L’Afrique est sans aucun doute, le prochain territoire de conquête de la finance islamique, prédisent les spécialistes. La faible inclusion financière des populations ouvre aux produits bancaires ou d’assurance «charia compliant» de formidables relais de croissance. Si les banquiers, les assureurs, les opérateurs de la microfinance ou les fonds d’investissement arrivent à mettre à profit l’aubaine démographique que représentent les 635 millions de musulmans qui vivront sur le continent d’ici 2030 -c’est déjà demain-, alors oui, il ne fait aucun doute qu’ils pourraient décrocher le jackpot. Mais attention, le seul argument éthique ne suffira pas à vendre les services financiers charia compatibles. Une banque islamique est d’abord une banque universelle. A ce titre, elle ne s’adresse pas qu’aux musulmans, qui est certes sa cible naturelle, mais à tout le marché. Se présenter comme la «banque des musulmans» a été le piège dans lequel sont tombées les banques islamiques du continent.
Or, leur succès passe par le dépassement de son territoire «naturel». Les banques islamiques devront faire preuve d’imagination pour aller chercher ces millions de petits commerçants et entrepreneurs individuels qui thésaurisent leur cash par méfiance de la banque ou parce qu’ils estiment que «c’est plus sécurisant de mobiliser leur argent de chez eux».

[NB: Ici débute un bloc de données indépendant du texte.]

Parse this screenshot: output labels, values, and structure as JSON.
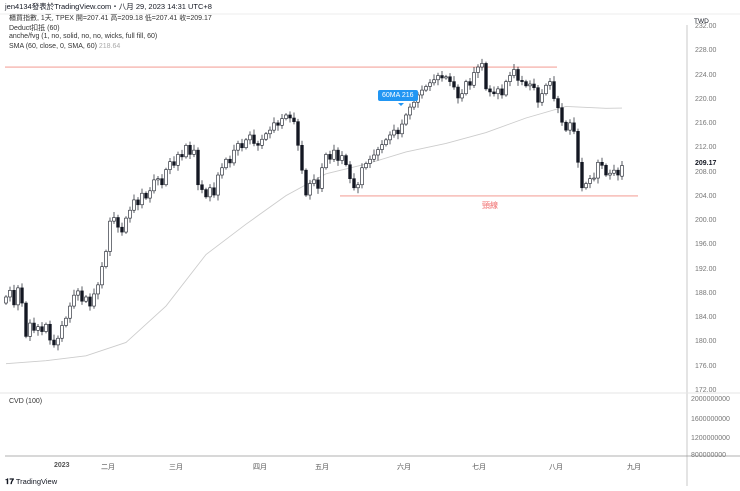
{
  "header": {
    "title": "jen4134發表於TradingView.com・八月 29, 2023 14:31 UTC+8"
  },
  "legend": {
    "symbol_line": "櫃買指數, 1天, TPEX  開=207.41  高=209.18  低=207.41  收=209.17",
    "indicators": [
      {
        "label": "Deduct扣抵 (60)",
        "value": ""
      },
      {
        "label": "anche/fvg (1, no, solid, no, no, wicks, full fill, 60)",
        "value": ""
      },
      {
        "label": "SMA (60, close, 0, SMA, 60)",
        "value": "218.64"
      }
    ]
  },
  "currency": "TWD",
  "last_price_label": "209.17",
  "price_ticks": [
    "232.00",
    "228.00",
    "224.00",
    "220.00",
    "216.00",
    "212.00",
    "208.00",
    "204.00",
    "200.00",
    "196.00",
    "192.00",
    "188.00",
    "184.00",
    "180.00",
    "176.00",
    "172.00"
  ],
  "cvd": {
    "label": "CVD (100)",
    "ticks": [
      "2000000000",
      "1600000000",
      "1200000000",
      "800000000"
    ]
  },
  "time_ticks": [
    "2023",
    "二月",
    "三月",
    "四月",
    "五月",
    "六月",
    "七月",
    "八月",
    "九月"
  ],
  "annotations": {
    "ma_label": "60MA 216",
    "neckline_label": "頸線",
    "neckline_price": 204.15,
    "resistance_price": 225.4
  },
  "colors": {
    "up": "#ffffff",
    "down": "#131722",
    "sma": "#cccccc",
    "line": "#f28b82",
    "neckline_text": "#f06a6a",
    "ma_label_bg": "#2196f3"
  },
  "footer": {
    "brand": "TradingView"
  },
  "chart_data": {
    "type": "candlestick",
    "ylim": [
      172,
      232
    ],
    "close": [
      187.5,
      188.6,
      186.2,
      189.0,
      186.5,
      181.0,
      183.2,
      182.0,
      182.6,
      181.8,
      183.0,
      180.4,
      179.6,
      180.7,
      182.8,
      184.0,
      186.0,
      187.8,
      188.5,
      186.8,
      187.5,
      186.0,
      188.0,
      189.5,
      192.5,
      195.0,
      200.0,
      200.6,
      199.0,
      198.2,
      200.5,
      201.8,
      203.5,
      202.7,
      204.6,
      203.8,
      205.0,
      206.8,
      207.0,
      206.0,
      208.5,
      209.8,
      209.2,
      211.0,
      210.6,
      212.5,
      211.0,
      211.7,
      206.0,
      205.2,
      204.0,
      205.5,
      204.3,
      207.6,
      208.8,
      210.2,
      209.6,
      211.7,
      212.8,
      212.1,
      213.4,
      214.2,
      212.8,
      212.5,
      213.5,
      214.4,
      215.0,
      216.2,
      215.8,
      216.9,
      217.5,
      217.0,
      216.4,
      212.5,
      208.4,
      204.3,
      206.2,
      206.8,
      205.4,
      208.8,
      211.0,
      210.2,
      211.7,
      210.0,
      210.8,
      209.3,
      207.0,
      205.5,
      206.0,
      208.8,
      209.5,
      210.2,
      210.9,
      211.8,
      212.6,
      213.4,
      214.2,
      215.0,
      214.4,
      216.0,
      217.5,
      218.8,
      219.6,
      220.8,
      221.6,
      222.2,
      222.8,
      223.3,
      224.0,
      223.6,
      223.8,
      223.0,
      222.1,
      220.3,
      221.0,
      223.0,
      222.4,
      224.5,
      225.4,
      226.0,
      221.8,
      221.3,
      221.0,
      221.8,
      220.8,
      223.0,
      224.0,
      225.0,
      223.2,
      223.0,
      222.3,
      222.6,
      222.0,
      219.6,
      221.0,
      222.4,
      223.0,
      220.2,
      218.7,
      216.3,
      215.0,
      216.2,
      214.8,
      209.7,
      205.5,
      206.2,
      207.0,
      207.1,
      209.7,
      209.2,
      207.6,
      207.9,
      208.4,
      207.6,
      209.17
    ],
    "last_bar": {
      "open": 207.41,
      "high": 209.18,
      "low": 207.41,
      "close": 209.17
    },
    "sma60": [
      176.5,
      177.0,
      177.8,
      180.0,
      186.0,
      194.5,
      199.5,
      204.2,
      207.8,
      209.4,
      211.4,
      212.8,
      214.6,
      217.0,
      218.9,
      218.6,
      218.64
    ]
  }
}
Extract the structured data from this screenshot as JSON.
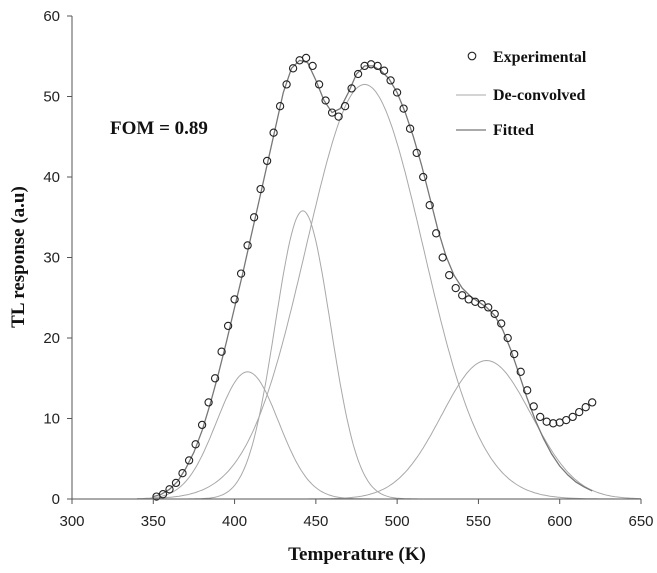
{
  "chart_data": {
    "type": "scatter",
    "xlabel": "Temperature (K)",
    "ylabel": "TL response (a.u)",
    "xlim": [
      300,
      650
    ],
    "ylim": [
      0,
      60
    ],
    "xticks": [
      300,
      350,
      400,
      450,
      500,
      550,
      600,
      650
    ],
    "yticks": [
      0,
      10,
      20,
      30,
      40,
      50,
      60
    ],
    "grid": false,
    "legend_position": "top-right",
    "annotation": "FOM = 0.89",
    "legend": [
      {
        "label": "Experimental",
        "style": "open-circle"
      },
      {
        "label": "De-convolved",
        "style": "thin-line"
      },
      {
        "label": "Fitted",
        "style": "line"
      }
    ],
    "deconvolved_peaks": [
      {
        "center": 408,
        "height": 15.8,
        "fwhm": 45
      },
      {
        "center": 442,
        "height": 35.8,
        "fwhm": 40
      },
      {
        "center": 480,
        "height": 51.5,
        "fwhm": 85
      },
      {
        "center": 555,
        "height": 17.2,
        "fwhm": 65
      }
    ],
    "series": [
      {
        "name": "Experimental",
        "x": [
          352,
          356,
          360,
          364,
          368,
          372,
          376,
          380,
          384,
          388,
          392,
          396,
          400,
          404,
          408,
          412,
          416,
          420,
          424,
          428,
          432,
          436,
          440,
          444,
          448,
          452,
          456,
          460,
          464,
          468,
          472,
          476,
          480,
          484,
          488,
          492,
          496,
          500,
          504,
          508,
          512,
          516,
          520,
          524,
          528,
          532,
          536,
          540,
          544,
          548,
          552,
          556,
          560,
          564,
          568,
          572,
          576,
          580,
          584,
          588,
          592,
          596,
          600,
          604,
          608,
          612,
          616,
          620
        ],
        "y": [
          0.3,
          0.6,
          1.2,
          2,
          3.2,
          4.8,
          6.8,
          9.2,
          12,
          15,
          18.3,
          21.5,
          24.8,
          28,
          31.5,
          35,
          38.5,
          42,
          45.5,
          48.8,
          51.5,
          53.5,
          54.5,
          54.8,
          53.8,
          51.5,
          49.5,
          48,
          47.5,
          48.8,
          51,
          52.8,
          53.8,
          54,
          53.8,
          53.2,
          52,
          50.5,
          48.5,
          46,
          43,
          40,
          36.5,
          33,
          30,
          27.8,
          26.2,
          25.3,
          24.8,
          24.5,
          24.2,
          23.8,
          23,
          21.8,
          20,
          18,
          15.8,
          13.5,
          11.5,
          10.2,
          9.6,
          9.4,
          9.5,
          9.8,
          10.2,
          10.8,
          11.4,
          12
        ]
      },
      {
        "name": "Fitted",
        "x": [
          350,
          355,
          360,
          365,
          370,
          375,
          380,
          385,
          390,
          395,
          400,
          405,
          410,
          415,
          420,
          425,
          430,
          435,
          440,
          445,
          450,
          455,
          460,
          465,
          470,
          475,
          480,
          485,
          490,
          495,
          500,
          505,
          510,
          515,
          520,
          525,
          530,
          535,
          540,
          545,
          550,
          555,
          560,
          565,
          570,
          575,
          580,
          585,
          590,
          595,
          600,
          605,
          610,
          615,
          620
        ],
        "y": [
          0.3,
          0.6,
          1.2,
          2.2,
          3.8,
          5.8,
          8.5,
          11.8,
          15.5,
          19.5,
          23.8,
          28,
          32.5,
          37,
          41.5,
          46,
          50.5,
          53.5,
          54.5,
          54.2,
          52,
          49.5,
          48,
          48.5,
          50.5,
          52.8,
          53.8,
          53.8,
          53.2,
          52.2,
          50.5,
          48,
          45,
          41.5,
          37.5,
          33.5,
          30.2,
          27.8,
          26.2,
          25.2,
          24.5,
          23.8,
          22.8,
          21,
          18.5,
          15.5,
          12.5,
          9.8,
          7.5,
          5.6,
          4.1,
          3,
          2.1,
          1.5,
          1
        ]
      }
    ]
  }
}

La finance islamique devrait surtout éviter de tomber dans l’erreur commise par les banques conventionnelles qui ont longtemps snobé, voire méprisé les «petits» entrepreneurs au motif qu’ils ne disposeraient pas de liasse et d’historique comptables. Ce qui est totalement faux car l’écrasante majorité d’entre eux ou plutôt d’entre elles, tiennent une comptabilité de caisse qui leur permet de piloter et de faire grandir leur affaire. L’autre challenge qui n’est pas gagné, consiste à toucher une clientèle qui s’exclue volontairement du système financier pour des raisons inhérentes à ses convictions religieuses.

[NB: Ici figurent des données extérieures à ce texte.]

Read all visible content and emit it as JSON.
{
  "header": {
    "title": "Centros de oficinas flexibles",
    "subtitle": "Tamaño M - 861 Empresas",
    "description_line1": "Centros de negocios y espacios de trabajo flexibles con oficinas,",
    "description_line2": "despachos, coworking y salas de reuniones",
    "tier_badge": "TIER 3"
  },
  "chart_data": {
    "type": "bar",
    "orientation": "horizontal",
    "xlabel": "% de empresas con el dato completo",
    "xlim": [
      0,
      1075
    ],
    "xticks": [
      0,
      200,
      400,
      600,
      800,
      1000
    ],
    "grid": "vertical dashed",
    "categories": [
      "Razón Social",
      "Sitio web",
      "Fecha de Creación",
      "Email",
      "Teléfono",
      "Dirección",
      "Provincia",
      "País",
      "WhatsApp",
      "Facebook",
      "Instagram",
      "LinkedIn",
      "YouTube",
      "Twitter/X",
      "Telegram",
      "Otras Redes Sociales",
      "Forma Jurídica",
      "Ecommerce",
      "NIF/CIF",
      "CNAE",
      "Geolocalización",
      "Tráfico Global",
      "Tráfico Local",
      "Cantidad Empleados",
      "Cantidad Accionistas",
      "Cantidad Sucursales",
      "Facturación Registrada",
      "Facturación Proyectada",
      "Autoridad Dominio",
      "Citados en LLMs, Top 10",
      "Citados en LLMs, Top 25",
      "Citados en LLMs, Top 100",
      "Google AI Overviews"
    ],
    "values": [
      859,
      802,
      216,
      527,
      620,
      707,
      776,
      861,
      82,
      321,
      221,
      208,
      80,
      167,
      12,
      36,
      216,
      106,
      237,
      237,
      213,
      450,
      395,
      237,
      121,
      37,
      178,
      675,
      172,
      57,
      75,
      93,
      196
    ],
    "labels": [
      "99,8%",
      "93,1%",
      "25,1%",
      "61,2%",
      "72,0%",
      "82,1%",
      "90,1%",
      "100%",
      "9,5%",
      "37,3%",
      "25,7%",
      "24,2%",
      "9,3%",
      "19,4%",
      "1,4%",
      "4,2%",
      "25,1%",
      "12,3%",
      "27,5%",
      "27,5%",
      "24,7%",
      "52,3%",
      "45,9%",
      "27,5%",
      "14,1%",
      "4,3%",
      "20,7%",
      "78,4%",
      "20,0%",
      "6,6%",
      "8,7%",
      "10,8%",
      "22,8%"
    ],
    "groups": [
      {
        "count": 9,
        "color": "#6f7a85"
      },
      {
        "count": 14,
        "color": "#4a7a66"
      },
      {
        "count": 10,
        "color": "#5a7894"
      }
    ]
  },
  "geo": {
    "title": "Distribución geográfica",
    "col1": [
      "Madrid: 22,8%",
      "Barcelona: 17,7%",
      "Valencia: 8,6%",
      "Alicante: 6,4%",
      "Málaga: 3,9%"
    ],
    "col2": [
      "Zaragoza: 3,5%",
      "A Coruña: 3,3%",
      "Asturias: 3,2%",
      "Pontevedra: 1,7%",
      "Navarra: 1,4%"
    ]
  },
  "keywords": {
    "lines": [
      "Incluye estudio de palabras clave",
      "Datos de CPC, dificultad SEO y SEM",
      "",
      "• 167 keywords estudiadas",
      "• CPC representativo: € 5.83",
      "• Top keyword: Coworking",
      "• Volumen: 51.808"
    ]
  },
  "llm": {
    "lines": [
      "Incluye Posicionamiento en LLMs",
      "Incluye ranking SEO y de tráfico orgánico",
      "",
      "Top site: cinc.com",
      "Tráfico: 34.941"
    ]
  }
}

Les émissions des sukuk par les Etats animent le marché
Par leur impulsion et en tant que régulateurs, les pouvoirs publics jouent un rôle de premier plan dans le développement de la finance islamique. Dans nombre de pays d’Afrique de l’Ouest, les Etats participent à l’animation du marché à travers l’émission d’obligations souveraines « charia compliant », des sukuk pour financer leurs budgets ou des infrastructures. La Côte d’Ivoire, le Sénégal, le Togo et le Nigeria ont levé avec succès plusieurs milliards d’euros d’obligations «islamiques». Ces Sukuk sont cotés à la Bourse des valeurs mobilières d’Abidjan, ce qui permet d’augmenter leur liquidité ainsi que leur attractivité auprès des investisseurs potentiels, notamment les puissants fonds basés dans les pays du Golfe. De son côté, le Mali a financé la construction d’un important programme de logements sociaux avec une partie des fonds qu’il a mobilisés suite à l’émission de son premier Sukuk, par l’opération « Sukuk Etat du Mali 6,25% 2018-2025 ».
Cependant, en ce qui concerne la régulation, il faut faire preuve de diligence en matière de réglementation et sortir des ambiguïtés. Le cas marocain est édifiant à cet égard. Par crainte de donner du grain à moudre aux islamistes, les autorités ont opté pour l’appellation «banques participatives» et non «islamiques» à la création de ces établissements il y a cinq ans. A cela s’ajoute la volonté de promouvoir un système bancaire stable et local car les banques islamiques étaient aux yeux de l’opinion publique synonymes de banques étrangères en provenance des pays du Golfe, explique un analyste bancaire.